Pamela Leavey

words and pictures....

Reflections: Moving Forward

Pamela Leavey on MT Etna
On MT Etna

I’ve been working for a while now on getting back on track with my writing after spending the past nine months in a period of introspection and reflection on my life over the past seven years.

Seven years ago, this month I embarked on a mission to get a higher education certificate in Contemporary Communications, which, as I had hoped, pushed me to get my Bachelor of Arts.

I graduated from the University Of Massachusetts Amherst in May 2017 with my B.A. in Digital Communications and Writing through UMass Amherst’s life learning program, University Without Walls. I was 60 years old when I finished that program in December 2016 and I knew I was not finished with school.

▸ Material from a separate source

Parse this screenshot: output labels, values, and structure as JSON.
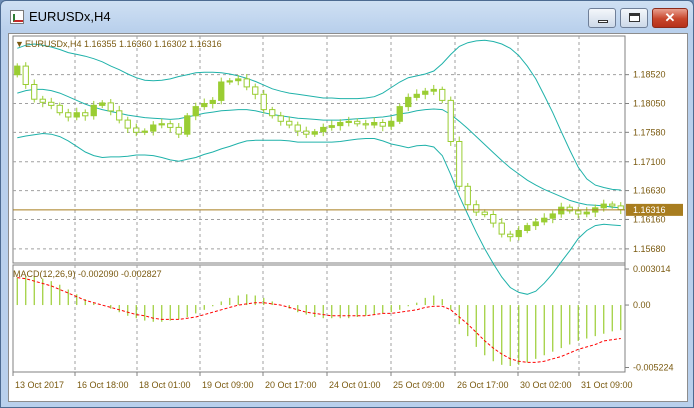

The following month, I was enrolled at Salem State University’s Master in English – Writing program, which I completed in May 2019.

I had spent six and a half years in school. The beginning of my last semester, a year ago, I was tired and felt as though I was burnt out academically, emotionally and physically. I struggled through my last semester with an ache in my heart. The years I had spent in school were also difficult years fraught with many trials and tribulations in my personal life. I forged through despite it all, pushing back the grief of close friends passing away and the worry of struggling financially as I was in school full-time and living on student aid. My B.A., all completed online, afforded me a little more time for myself than grad school did. When I started at Salem State University, I had never attended a class on campus, and it was daunting at 60 years old. I was commuting an hour each way to classes, and I started working on campus as a writing tutor in the Mary G. Walsh Writing Center and then three semesters in I also worked as a grad assistant in the writing center.

The universe kept testing me throughout my time at Salem State. At the end of the Spring 2018 semester I became homeless when the house I was renting an apartment in went up for sale and I couldn’t find anything in the Amesbury, Massachusetts area that I could afford. During the five months I was homeless, I stayed with a cousin in Newburyport, Massachusetts who is 14 years older than me. It wasn’t an ideal situation for either of us, but I was off the streets and I was grateful for that.

As the beginning of the Fall 2018 semester was drawing close, I ended up having hernia surgery, and three days later my eldest sister, 83 years old, had surgery for a twisted colon. She passed away four days later on September 4, 2018, my first day back at work on campus. I was completely racked by grief when she passed, but I kept forging forward. Much of the first few weeks or more of that semester were a blur. Later in the month I flew to North Carolina for my sister’s funeral and reunited with her three daughters and my two sisters. Then three weeks after that I finally moved into my own place in Salisbury, Massachusetts. Exhausted and distraught, stretched to the max with anxiety and depression I took a week break from school to rest and returned to tough out the semester and my toughest class in the M.A. program, Theory and Criticism of Literature.

Throughout my M.A. I developed a desire to continue on academically either pursuing and MFA in Creative Writing or a PhD in English Comp. I had planned to work on my applications for my next goal during that fall semester and over winter break. But come winter break, I had not even begun to work on applications, and I realized that I was woefully prepared to apply for either. I felt defeated in my ability to move forward. I returned to school in January 2019 to complete my M.A. and my graduate creative writing manuscript (thesis). At that point my goal was simply to finish and get out of school. When all was said and done, my manuscript submitted, and I had passed a French reading proficiency test, I graduated in May feeling disheartened rather than elated by my success despite so many obstacles.

What followed my graduation was a lot of resting, soul searching and little overseas travel, to Sicily. I went up the volcano — Mt Etna and I came home to search for a job. 

MT Etna, 6500 feet
Catania, Sicily
September 2019

The job search has been difficult, and after more soul searching and introspection, I applied to one of the MFA programs on January 17 that I had intended to apply to a year ago. I have to say that applying to school two days ago lifted me up and made me feel as though I was back on track. I have one more school to apply to in the next few weeks. Come what may, I hope to be back in school again soon, not only working on my MFA in Creative Writing but also working as a teaching assistant at whichever school I land at.